Voilà, depuis ce matin je me prends la tête sur une des fonctionnalités de Splashtop Remote. Pour poser le truc, je précise tout de suite que j'ai pompé mon app sur Installous (pas bien je sais, mais pas bien riche non plus !) et que j'ai aussi réussi à récupérer gratuitement 1 mois d'access from anywhere gratos. 
Mon problème le voilà : j'aimerais réussir à accéder à mon pc éteint (par exemple quand je serai en vacances loin dans une semaine) à partir de mon ipad qui n'est pas 3G mais qui peut profiter de la connection 3G de mon smartphone (galaxy sII abonnement free 19euros).
Alors j'ai essayé de me mettre en situation, donc d'éteindre mon pc et de me connecter au hotspot wifi de mon portable via mon ipad.
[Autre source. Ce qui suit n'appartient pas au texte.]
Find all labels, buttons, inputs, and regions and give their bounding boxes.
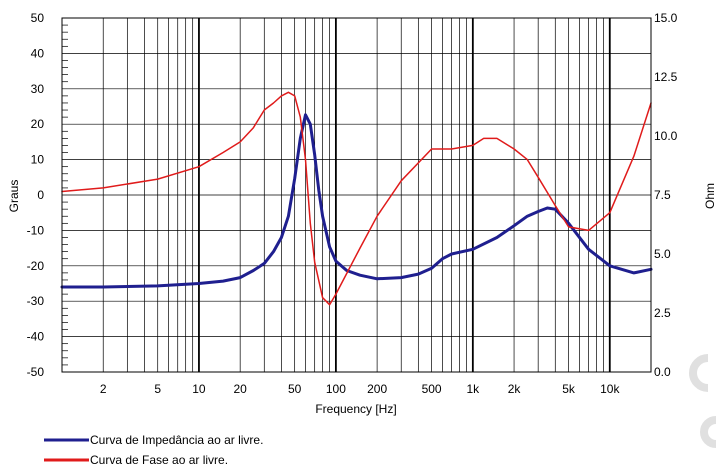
series-layer [60, 91, 653, 306]
x-tick-label: 2k [508, 382, 522, 396]
phase-series-line [61, 91, 652, 306]
y-right-tick-label: 12.5 [654, 70, 678, 84]
y-left-tick-label: -10 [27, 223, 45, 237]
x-tick-label: 50 [288, 382, 302, 396]
tick-labels: 2 5 10 20 50 100 200 500 1k 2k 5k 10k50403020100-10… [27, 11, 678, 396]
y-right-tick-label: 7.5 [654, 188, 671, 202]
grid-lines [62, 17, 651, 373]
y-axis-left-title: Graus [7, 180, 21, 213]
x-tick-label: 5 [154, 382, 161, 396]
y-left-tick-label: 50 [31, 11, 45, 25]
x-tick-label: 500 [422, 382, 442, 396]
legend-label-impedance: Curva de Impedância ao ar livre. [90, 433, 263, 447]
y-right-tick-label: 5.0 [654, 247, 671, 261]
y-axis-right-title: Ohm [703, 183, 717, 209]
y-left-tick-label: -50 [27, 365, 45, 379]
x-tick-label: 2 [100, 382, 107, 396]
x-tick-label: 20 [233, 382, 247, 396]
legend: Curva de Impedância ao ar livre. Curva d… [44, 433, 263, 467]
y-left-tick-label: -40 [27, 330, 45, 344]
y-left-tick-label: -20 [27, 259, 45, 273]
plot-frame [61, 17, 652, 373]
watermark-logo [689, 354, 717, 448]
x-tick-label: 200 [367, 382, 387, 396]
y-left-tick-label: 10 [31, 153, 45, 167]
legend-label-phase: Curva de Fase ao ar livre. [90, 453, 228, 467]
y-right-tick-label: 10.0 [654, 129, 678, 143]
x-tick-label: 10 [192, 382, 206, 396]
impedance-series-line [60, 113, 653, 289]
x-axis-title: Frequency [Hz] [315, 402, 396, 416]
x-tick-label: 10k [600, 382, 620, 396]
y-right-tick-label: 2.5 [654, 306, 671, 320]
y-right-tick-label: 0.0 [654, 365, 671, 379]
y-left-tick-label: 20 [31, 117, 45, 131]
y-left-tick-label: 40 [31, 46, 45, 60]
y-right-tick-label: 15.0 [654, 11, 678, 25]
x-tick-label: 5k [562, 382, 576, 396]
y-left-tick-label: -30 [27, 294, 45, 308]
y-left-tick-label: 0 [37, 188, 44, 202]
y-left-tick-label: 30 [31, 82, 45, 96]
x-tick-label: 100 [326, 382, 346, 396]
x-tick-label: 1k [466, 382, 480, 396]
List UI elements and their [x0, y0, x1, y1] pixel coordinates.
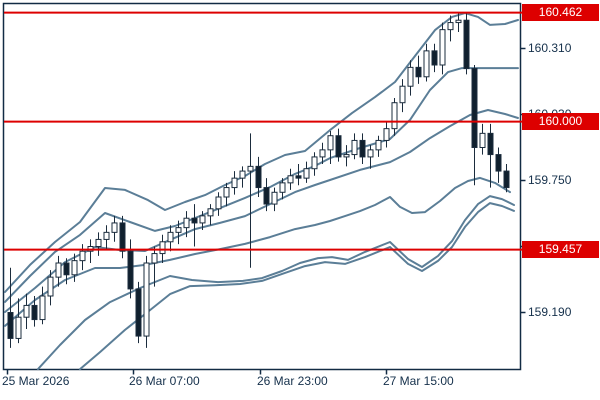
bearish-candle-body [255, 165, 262, 189]
lower-band-outer-line [79, 202, 515, 371]
bullish-candle-body [39, 295, 46, 321]
chart-frame [2, 2, 522, 371]
bearish-candle-body [63, 262, 70, 276]
bearish-candle-body [7, 312, 14, 339]
bullish-candle-body [183, 217, 190, 229]
bullish-candle-body [399, 85, 406, 104]
bullish-candle-body [343, 154, 350, 158]
y-axis-label: 159.190 [528, 304, 572, 319]
bullish-candle-body [175, 227, 182, 233]
bearish-candle-body [31, 304, 38, 321]
bullish-candle-body [367, 149, 374, 158]
bullish-candle-body [103, 231, 110, 240]
bullish-candle-body [479, 132, 486, 149]
bullish-candle-body [391, 102, 398, 130]
x-axis-label: 27 Mar 15:00 [383, 374, 454, 388]
bullish-candle-body [159, 241, 166, 255]
bullish-candle-body [375, 139, 382, 151]
bearish-candle-body [471, 68, 478, 148]
bearish-candle-body [415, 66, 422, 78]
bullish-candle-body [143, 262, 150, 337]
bullish-candle-body [15, 316, 22, 339]
bearish-candle-body [495, 154, 502, 172]
bearish-candle-body [127, 250, 134, 290]
bullish-candle-body [55, 262, 62, 278]
bullish-candle-body [455, 19, 462, 24]
bullish-candle-body [223, 187, 230, 198]
bullish-candle-body [247, 165, 254, 172]
bearish-candle-body [191, 217, 198, 224]
bullish-candle-body [199, 215, 206, 224]
price-line-tag-middle[interactable]: 160.000 [522, 113, 599, 131]
bullish-candle-body [287, 175, 294, 184]
bearish-candle-body [487, 132, 494, 156]
bullish-candle-body [327, 135, 334, 151]
bearish-candle-body [463, 19, 470, 70]
price-line-tag-lower[interactable]: 159.457 [522, 241, 599, 259]
bullish-candle-body [439, 29, 446, 66]
y-axis-label: 159.750 [528, 172, 572, 187]
bullish-candle-body [351, 139, 358, 156]
x-axis-label: 26 Mar 07:00 [129, 374, 200, 388]
bullish-candle-body [207, 208, 214, 217]
bullish-candle-body [407, 66, 414, 87]
bearish-candle-body [503, 170, 510, 189]
bullish-candle-body [111, 222, 118, 233]
bullish-candle-body [279, 182, 286, 193]
bullish-candle-body [151, 253, 158, 264]
x-axis-label: 26 Mar 23:00 [257, 374, 328, 388]
x-axis-label: 25 Mar 2026 [2, 374, 70, 388]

Résultat : échec, je n'arrive pas à allumer mon pc avec le wake on lan alors qu'il est bien configuré puisque j'arrive à l'allumer lorsque je fais la même manip mais en me connectant plus simplement à mon wifi domestique avec mon ipad. 
Alors j'ai cru lire quelque part que le truc ne fonctionnait que si l'ipad était connecté au reseau local, ce qu'il n'est évidemment pas quand j'utilise le 3g du smartphone, mais dans ce cas, concrètement, à quoi sert l'option access from anywhere si on ne peut pas allumer le pc à partir d'une connexion 3G ? faut-il impérativement laisser le pc allumé pendant toutes les vacances ??? Honnêtement j'en doute mais pour l'instant tout cela dépasse mes maigres compétences. Quelqu'un a une idée ?


----------